Why is Congo split in two? ›

The Congo River gave its name to two countries: Congo-Kinshasa, explored by Stanley and colonized by Belgium, and Congo-Brazzaville, explored by de Brazza and colonized by France. The two countries share a lot of traditions, languages ​​like Lingala and Kikongo, dishes and other things.

Who did the US support in the Congo crisis? ›

In October 1962, the Congolese Government asked the United States to provide jet fighters, pilots, several transport aircraft, trucks [Page 4] and other military equipment to fight leftist rebels. It was subsequently authorized for the Congolese Government to contract for the services of pilots.

Is Congo still at war? ›

Eventually involving belligerents from across the African continent, the war officially ended in July 2003 when the Transitional Government of the Democratic Republic of the Congo took power. Although a peace agreement was signed in 2002, violence has continued in many regions of the country, especially in the east.

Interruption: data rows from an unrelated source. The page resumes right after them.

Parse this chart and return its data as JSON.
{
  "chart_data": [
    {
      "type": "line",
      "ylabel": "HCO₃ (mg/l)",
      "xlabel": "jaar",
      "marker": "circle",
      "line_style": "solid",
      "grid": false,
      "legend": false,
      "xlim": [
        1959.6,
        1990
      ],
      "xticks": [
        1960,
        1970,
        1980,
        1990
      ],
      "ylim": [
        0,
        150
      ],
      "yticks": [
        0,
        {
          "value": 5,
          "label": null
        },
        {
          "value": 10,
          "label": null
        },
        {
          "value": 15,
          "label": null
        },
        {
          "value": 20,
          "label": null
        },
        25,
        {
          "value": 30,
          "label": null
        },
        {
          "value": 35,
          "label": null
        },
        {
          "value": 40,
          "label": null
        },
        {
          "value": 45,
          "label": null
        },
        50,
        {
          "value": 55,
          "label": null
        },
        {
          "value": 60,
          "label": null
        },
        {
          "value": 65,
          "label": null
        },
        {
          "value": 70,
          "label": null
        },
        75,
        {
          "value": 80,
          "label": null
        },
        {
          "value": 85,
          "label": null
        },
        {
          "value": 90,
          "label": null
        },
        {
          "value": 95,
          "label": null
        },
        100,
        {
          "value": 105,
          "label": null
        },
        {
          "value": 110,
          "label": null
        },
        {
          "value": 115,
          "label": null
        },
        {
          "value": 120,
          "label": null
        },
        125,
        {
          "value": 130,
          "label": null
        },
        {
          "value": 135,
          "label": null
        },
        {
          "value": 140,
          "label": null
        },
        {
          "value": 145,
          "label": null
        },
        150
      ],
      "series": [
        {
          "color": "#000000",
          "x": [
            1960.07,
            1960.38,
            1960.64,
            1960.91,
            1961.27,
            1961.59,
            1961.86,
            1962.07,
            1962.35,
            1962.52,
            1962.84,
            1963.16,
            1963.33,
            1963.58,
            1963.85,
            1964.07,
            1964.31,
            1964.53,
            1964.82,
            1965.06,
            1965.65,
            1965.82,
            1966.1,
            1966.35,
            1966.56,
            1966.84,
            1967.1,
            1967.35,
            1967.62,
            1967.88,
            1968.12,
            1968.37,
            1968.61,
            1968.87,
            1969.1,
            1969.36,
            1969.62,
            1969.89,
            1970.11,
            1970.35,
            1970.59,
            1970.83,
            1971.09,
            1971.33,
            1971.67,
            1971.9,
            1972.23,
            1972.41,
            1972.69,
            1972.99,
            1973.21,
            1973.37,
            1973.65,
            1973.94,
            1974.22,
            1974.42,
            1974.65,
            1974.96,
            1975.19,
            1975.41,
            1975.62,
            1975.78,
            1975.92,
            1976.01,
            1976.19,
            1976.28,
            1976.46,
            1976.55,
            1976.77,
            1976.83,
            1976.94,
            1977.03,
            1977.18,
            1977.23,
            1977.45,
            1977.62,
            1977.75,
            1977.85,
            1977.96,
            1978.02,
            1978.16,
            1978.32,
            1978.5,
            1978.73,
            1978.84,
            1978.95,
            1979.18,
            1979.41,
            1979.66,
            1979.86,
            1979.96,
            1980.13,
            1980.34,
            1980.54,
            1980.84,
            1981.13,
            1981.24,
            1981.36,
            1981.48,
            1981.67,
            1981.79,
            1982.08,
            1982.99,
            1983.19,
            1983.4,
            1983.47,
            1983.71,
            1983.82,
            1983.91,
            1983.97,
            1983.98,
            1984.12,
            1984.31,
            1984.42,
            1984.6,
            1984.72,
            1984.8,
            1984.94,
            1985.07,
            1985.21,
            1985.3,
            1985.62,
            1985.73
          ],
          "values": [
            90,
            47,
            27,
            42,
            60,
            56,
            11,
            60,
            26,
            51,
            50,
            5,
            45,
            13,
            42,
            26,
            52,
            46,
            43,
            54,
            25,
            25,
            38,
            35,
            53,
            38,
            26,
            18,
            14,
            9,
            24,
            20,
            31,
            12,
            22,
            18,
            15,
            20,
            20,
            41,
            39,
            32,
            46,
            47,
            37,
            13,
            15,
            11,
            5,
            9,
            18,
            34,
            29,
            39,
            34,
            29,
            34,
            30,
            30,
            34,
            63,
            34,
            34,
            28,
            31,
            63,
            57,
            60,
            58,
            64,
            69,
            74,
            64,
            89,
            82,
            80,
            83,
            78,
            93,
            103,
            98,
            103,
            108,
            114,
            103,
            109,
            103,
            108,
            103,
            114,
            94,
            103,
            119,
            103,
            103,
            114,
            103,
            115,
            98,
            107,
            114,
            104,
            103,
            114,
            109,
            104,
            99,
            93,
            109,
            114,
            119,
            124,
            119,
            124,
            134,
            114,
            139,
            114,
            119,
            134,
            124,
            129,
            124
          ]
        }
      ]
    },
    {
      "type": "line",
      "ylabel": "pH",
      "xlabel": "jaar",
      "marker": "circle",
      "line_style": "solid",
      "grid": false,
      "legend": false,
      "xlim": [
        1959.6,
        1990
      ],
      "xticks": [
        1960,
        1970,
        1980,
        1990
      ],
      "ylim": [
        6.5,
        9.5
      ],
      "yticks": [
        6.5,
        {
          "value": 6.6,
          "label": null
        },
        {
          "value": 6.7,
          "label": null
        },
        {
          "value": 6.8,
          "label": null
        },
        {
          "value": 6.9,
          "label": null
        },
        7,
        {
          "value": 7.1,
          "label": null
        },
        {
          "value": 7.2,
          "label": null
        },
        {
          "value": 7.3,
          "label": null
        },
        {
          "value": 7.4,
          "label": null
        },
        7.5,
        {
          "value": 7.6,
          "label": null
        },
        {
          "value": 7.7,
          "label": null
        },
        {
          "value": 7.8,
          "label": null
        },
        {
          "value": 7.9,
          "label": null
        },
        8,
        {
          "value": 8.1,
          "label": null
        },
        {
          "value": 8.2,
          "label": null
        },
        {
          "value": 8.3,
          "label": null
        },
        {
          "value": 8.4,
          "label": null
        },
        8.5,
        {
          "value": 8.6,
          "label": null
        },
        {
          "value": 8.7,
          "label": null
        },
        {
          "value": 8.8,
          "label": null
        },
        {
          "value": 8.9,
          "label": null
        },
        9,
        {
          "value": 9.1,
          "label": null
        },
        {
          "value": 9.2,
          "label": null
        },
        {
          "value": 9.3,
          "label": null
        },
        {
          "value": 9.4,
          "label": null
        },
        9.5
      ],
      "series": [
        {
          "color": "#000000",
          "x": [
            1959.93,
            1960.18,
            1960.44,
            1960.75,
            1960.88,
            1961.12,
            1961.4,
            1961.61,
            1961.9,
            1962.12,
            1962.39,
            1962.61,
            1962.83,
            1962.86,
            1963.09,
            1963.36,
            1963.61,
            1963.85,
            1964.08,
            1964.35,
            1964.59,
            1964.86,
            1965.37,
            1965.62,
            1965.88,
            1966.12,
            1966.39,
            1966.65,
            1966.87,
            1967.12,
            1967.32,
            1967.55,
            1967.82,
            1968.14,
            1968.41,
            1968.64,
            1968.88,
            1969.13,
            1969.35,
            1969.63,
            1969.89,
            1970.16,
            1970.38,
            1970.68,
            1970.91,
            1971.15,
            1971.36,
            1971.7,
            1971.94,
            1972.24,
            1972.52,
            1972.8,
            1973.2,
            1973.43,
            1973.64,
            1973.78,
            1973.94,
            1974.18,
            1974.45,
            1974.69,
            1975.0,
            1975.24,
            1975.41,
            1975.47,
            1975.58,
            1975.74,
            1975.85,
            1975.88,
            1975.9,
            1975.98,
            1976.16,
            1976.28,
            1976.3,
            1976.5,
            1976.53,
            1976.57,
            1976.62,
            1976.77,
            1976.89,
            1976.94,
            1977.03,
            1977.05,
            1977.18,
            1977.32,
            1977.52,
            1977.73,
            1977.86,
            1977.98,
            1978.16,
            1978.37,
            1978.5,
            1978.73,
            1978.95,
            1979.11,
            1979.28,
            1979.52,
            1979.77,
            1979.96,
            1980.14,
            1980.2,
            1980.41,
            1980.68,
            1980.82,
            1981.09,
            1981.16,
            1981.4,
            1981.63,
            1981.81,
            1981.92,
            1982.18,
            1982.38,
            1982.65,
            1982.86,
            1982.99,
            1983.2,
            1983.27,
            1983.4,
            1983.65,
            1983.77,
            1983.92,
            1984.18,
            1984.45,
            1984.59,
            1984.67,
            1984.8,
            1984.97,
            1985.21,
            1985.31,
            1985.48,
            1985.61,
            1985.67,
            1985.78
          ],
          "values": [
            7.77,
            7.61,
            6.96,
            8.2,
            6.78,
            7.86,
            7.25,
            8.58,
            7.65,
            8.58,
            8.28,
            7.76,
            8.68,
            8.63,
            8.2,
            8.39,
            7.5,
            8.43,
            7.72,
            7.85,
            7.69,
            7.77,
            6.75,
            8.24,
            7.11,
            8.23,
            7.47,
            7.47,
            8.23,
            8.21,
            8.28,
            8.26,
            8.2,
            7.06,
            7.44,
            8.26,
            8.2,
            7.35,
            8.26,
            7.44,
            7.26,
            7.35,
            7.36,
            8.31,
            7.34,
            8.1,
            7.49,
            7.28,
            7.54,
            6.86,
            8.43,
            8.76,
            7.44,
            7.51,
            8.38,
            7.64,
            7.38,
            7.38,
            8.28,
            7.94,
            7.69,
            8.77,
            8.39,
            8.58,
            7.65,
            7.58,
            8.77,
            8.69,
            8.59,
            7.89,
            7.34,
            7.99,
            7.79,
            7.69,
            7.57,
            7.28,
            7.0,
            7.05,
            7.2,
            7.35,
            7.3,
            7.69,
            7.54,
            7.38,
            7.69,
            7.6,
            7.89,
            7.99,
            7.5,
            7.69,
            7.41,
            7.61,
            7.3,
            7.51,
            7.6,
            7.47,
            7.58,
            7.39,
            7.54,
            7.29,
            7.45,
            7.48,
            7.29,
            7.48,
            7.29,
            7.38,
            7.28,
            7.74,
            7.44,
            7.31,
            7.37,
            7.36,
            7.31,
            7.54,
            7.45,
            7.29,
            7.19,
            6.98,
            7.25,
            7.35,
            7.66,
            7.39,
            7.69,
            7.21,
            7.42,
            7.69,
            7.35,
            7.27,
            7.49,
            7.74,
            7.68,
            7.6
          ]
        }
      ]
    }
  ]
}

Why is the Congo being destroyed? ›

Palm oil plantations and other commercial agriculture operations are a growing threat, putting greater pressure on the Congo's forests and rivers.

Why are people seeking asylum from Congo? ›

Serious violence in the Democratic Republic of the Congo has led to mass displacement with many people finding themselves far from their homes and unable to grow their own food. This in turn has created a food crisis with new cases of acute malnutrition among children under five.

Why is the Congo disappearing? ›

Land Grabbing and Industrial Agriculture

The Congo Basin is the target of several international industrial-scale agriculture developers — including palm oil and rubber — who are looking to cash in on new operations in Africa. These plantations, however, often fuel wide-scale deforestation and spark social conflict.

Why is Congo still in poverty? ›

The World Health Organization warns that hunger, poverty, malnutrition, and disease have reached alarming levels in the Democratic Republic of Congo, especially in the east, where a resurgence of fighting between armed groups and government forces has uprooted millions of people from their homes.


Top Articles
Latest Posts
Article information

Author: Virgilio Hermann JD

Last Updated:

Views: 6163

Rating: 4 / 5 (41 voted)

Reviews: 80% of readers found this page helpful

Author information

Name: Virgilio Hermann JD

Birthday: 1997-12-21

Address: 6946 Schoen Cove, Sipesshire, MO 55944

Phone: +3763365785260

Job: Accounting Engineer

Hobby: Web surfing, Rafting, Dowsing, Stand-up comedy, Ghost hunting, Swimming, Amateur radio

Introduction: My name is Virgilio Hermann JD, I am a fine, gifted, beautiful, encouraging, kind, talented, zealous person who loves writing and wants to share my knowledge and understanding with you.